The former Blue Bulls coach has already been at work with his new charges as part of boss Bernard Jackman’s staff at the training base in Ystrad Mynach, working alongside fellow assistants Shaun Connor and Ceri Jones.

Marnitz has spent most of his coaching career with the Pretoria club in the Currie Cup but worked for the Buccaneers in Athlone between 2010 and 2012 after having a short spell with the Indian national side.

He has held a number of roles throughout his coaching life but will be responsible for defence and also the Dragons’ exit strategy (the practice of getting out of their own territory).

“I am relishing the opportunity to work in Welsh rugby,” said the former scrum-half. “There are a lot of great rugby traditions within the region and my first impressions are that we have a young exciting group of players who are hungry to learn and are hard-working.

“I am also looking forward to putting our systems in place and seeing how the group evolves over the next couple of weeks.”

The Dragons have long operated without a specialist defence coach – in the past the likes of Colin Charvis, Rob Appleyard and Kingsley Jones have carried out the role in addition to having other responsibilities.

The appointment of Marnitz fits in with Jackman’s desire for every member of his backroom team to be accountable for a primary facet of the game.

“When we get everybody on board we will have people responsible for one, or a maximum of two, areas,” the Irishman told the Argus last month. “I will then manage that and nobody interferes with that apart from me.”

The ex-hooker, who took over the Rodney Parade reins from Kingsley Jones this summer, is pleased to have another right-hand man.

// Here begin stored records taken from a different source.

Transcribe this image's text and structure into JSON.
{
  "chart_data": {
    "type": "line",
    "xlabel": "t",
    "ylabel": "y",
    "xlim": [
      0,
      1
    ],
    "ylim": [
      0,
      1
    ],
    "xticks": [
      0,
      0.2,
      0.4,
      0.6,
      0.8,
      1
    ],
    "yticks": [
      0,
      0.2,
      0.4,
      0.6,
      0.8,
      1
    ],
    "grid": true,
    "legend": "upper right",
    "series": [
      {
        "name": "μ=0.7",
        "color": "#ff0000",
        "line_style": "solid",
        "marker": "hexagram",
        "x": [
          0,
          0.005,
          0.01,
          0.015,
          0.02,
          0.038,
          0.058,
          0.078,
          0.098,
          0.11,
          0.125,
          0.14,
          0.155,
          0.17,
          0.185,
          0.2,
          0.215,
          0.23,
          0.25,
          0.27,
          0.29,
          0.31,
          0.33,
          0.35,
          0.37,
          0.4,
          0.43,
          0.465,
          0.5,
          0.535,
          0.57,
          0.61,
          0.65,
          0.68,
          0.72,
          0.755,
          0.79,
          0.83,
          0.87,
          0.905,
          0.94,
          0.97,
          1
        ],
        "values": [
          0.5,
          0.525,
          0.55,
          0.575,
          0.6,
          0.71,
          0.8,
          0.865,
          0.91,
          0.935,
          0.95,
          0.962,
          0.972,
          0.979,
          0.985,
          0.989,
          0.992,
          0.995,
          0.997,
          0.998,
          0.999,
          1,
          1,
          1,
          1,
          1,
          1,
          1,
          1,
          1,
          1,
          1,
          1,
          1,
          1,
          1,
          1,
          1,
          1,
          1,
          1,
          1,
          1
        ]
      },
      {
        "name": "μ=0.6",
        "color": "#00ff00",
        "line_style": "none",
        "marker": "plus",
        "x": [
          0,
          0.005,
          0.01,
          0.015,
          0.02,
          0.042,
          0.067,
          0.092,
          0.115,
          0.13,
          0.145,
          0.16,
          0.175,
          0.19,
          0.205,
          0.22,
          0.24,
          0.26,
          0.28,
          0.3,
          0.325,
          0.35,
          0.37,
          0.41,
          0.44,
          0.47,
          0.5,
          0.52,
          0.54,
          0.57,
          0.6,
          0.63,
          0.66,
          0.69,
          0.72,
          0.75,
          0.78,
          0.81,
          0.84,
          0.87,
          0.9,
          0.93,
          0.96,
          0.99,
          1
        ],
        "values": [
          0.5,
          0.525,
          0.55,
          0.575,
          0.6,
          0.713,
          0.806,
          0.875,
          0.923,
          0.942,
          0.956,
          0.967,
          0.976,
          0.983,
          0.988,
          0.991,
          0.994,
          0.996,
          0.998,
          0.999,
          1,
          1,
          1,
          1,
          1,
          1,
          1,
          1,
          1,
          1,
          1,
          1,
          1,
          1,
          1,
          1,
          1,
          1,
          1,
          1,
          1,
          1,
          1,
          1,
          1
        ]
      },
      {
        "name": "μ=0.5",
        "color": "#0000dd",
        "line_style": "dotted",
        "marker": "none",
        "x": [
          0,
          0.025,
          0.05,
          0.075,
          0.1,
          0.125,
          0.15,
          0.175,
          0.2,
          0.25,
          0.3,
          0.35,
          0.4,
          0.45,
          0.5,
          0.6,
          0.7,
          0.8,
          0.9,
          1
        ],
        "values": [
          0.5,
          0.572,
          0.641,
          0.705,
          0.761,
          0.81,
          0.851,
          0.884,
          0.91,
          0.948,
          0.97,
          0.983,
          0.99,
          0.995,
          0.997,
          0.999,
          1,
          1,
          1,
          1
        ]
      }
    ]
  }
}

“Hendre is a coach that I got to know well when he coached in Ireland in 2011,” said Jackman. “He returned to South Africa to play a very important role in the Bulls’ elite development programme.

“He has coached and helped to produce many Springbok Internationals and his knowledge and expertise will be invaluable, in bringing through the young Dragons that we believe will bring success to our region and who will represent Wales too.”

Marnitz joins a sizeable South African contingent at the Dragons ahead of a Guinness PRO14 campaign that will pit them against the Southern Kings twice and Cheetahs once.

Former Springboks full-back/wing Zane Kirchner arrived from Leinster this summer to link up with lock Rynard Landman, prop Brok Harris, scrum-half Sarel Pretorius, wing Pat Howard and full-back Carl Meyer.